The details of the presentation include:

Poster Title: CLN-619 (anti-MICA/B antibody) alone and in combination with pembrolizumab for advanced solid tumors: Updated results of a Ph1 study

Author: Dr. Ignacio Melero, et al.

Poster Number: 2588

Session: Developmental Therapeutics—Immunotherapy

Session Date and Time: June 1, 2024, 9:00 AM-12:00 PM Central Time

About CLN-619 

CLN-619 is a potential first-in-class humanized IgG1 monoclonal antibody that binds to the stress induced ligands MICA and MICB, which are expressed on a wide variety of solid tumors and hematologic malignancies. Engagement of MICA/B by the activating receptor NKG2D, present on both cytotoxic innate and adaptive immune cells, results in target cell lysis. However, tumor cells can shed MICA/B via proteases they release into the tumor microenvironment, resulting in evasion of immune-mediated destruction.

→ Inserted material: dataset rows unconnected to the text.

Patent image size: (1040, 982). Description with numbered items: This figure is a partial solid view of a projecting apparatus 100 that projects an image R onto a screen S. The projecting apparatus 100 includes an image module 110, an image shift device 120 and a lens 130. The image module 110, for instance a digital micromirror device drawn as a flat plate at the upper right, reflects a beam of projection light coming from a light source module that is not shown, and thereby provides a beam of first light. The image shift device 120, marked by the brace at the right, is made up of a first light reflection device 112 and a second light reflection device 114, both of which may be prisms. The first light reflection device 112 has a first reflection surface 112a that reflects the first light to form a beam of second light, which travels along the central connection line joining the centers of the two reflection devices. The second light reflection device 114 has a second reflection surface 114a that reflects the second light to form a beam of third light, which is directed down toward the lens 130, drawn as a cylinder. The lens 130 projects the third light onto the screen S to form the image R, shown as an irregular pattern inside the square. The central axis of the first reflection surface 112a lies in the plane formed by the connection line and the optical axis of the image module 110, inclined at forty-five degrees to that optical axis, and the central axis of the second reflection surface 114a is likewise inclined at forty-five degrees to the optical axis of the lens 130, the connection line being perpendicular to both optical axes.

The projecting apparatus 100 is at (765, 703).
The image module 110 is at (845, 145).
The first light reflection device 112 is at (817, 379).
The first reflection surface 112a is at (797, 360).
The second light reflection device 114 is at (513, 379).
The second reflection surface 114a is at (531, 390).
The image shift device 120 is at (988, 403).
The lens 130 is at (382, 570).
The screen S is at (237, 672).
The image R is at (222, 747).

CLN-619 functions by restoring MICA/B expression on the surface of tumor cells to reinvigorate NKG2D-mediated immune activation, and by inducing antibody-dependent cellular toxicity (ADCC) and antibody-dependent cellular phagocytosis (ADCP), together promoting anti-tumor activity via multiple immune-mediated mechanisms. CLN-619 is being studied in an ongoing Phase 1 clinical trial (NCT05117476) both as a monotherapy and in combination with pembrolizumab. The study design allows dose level extensions as well as expansion in tumor-specific cohorts. CLN-619 will also be studied in a Phase 1 clinical trial (NCT06381141) in patients with relapsed/refractory multiple myeloma.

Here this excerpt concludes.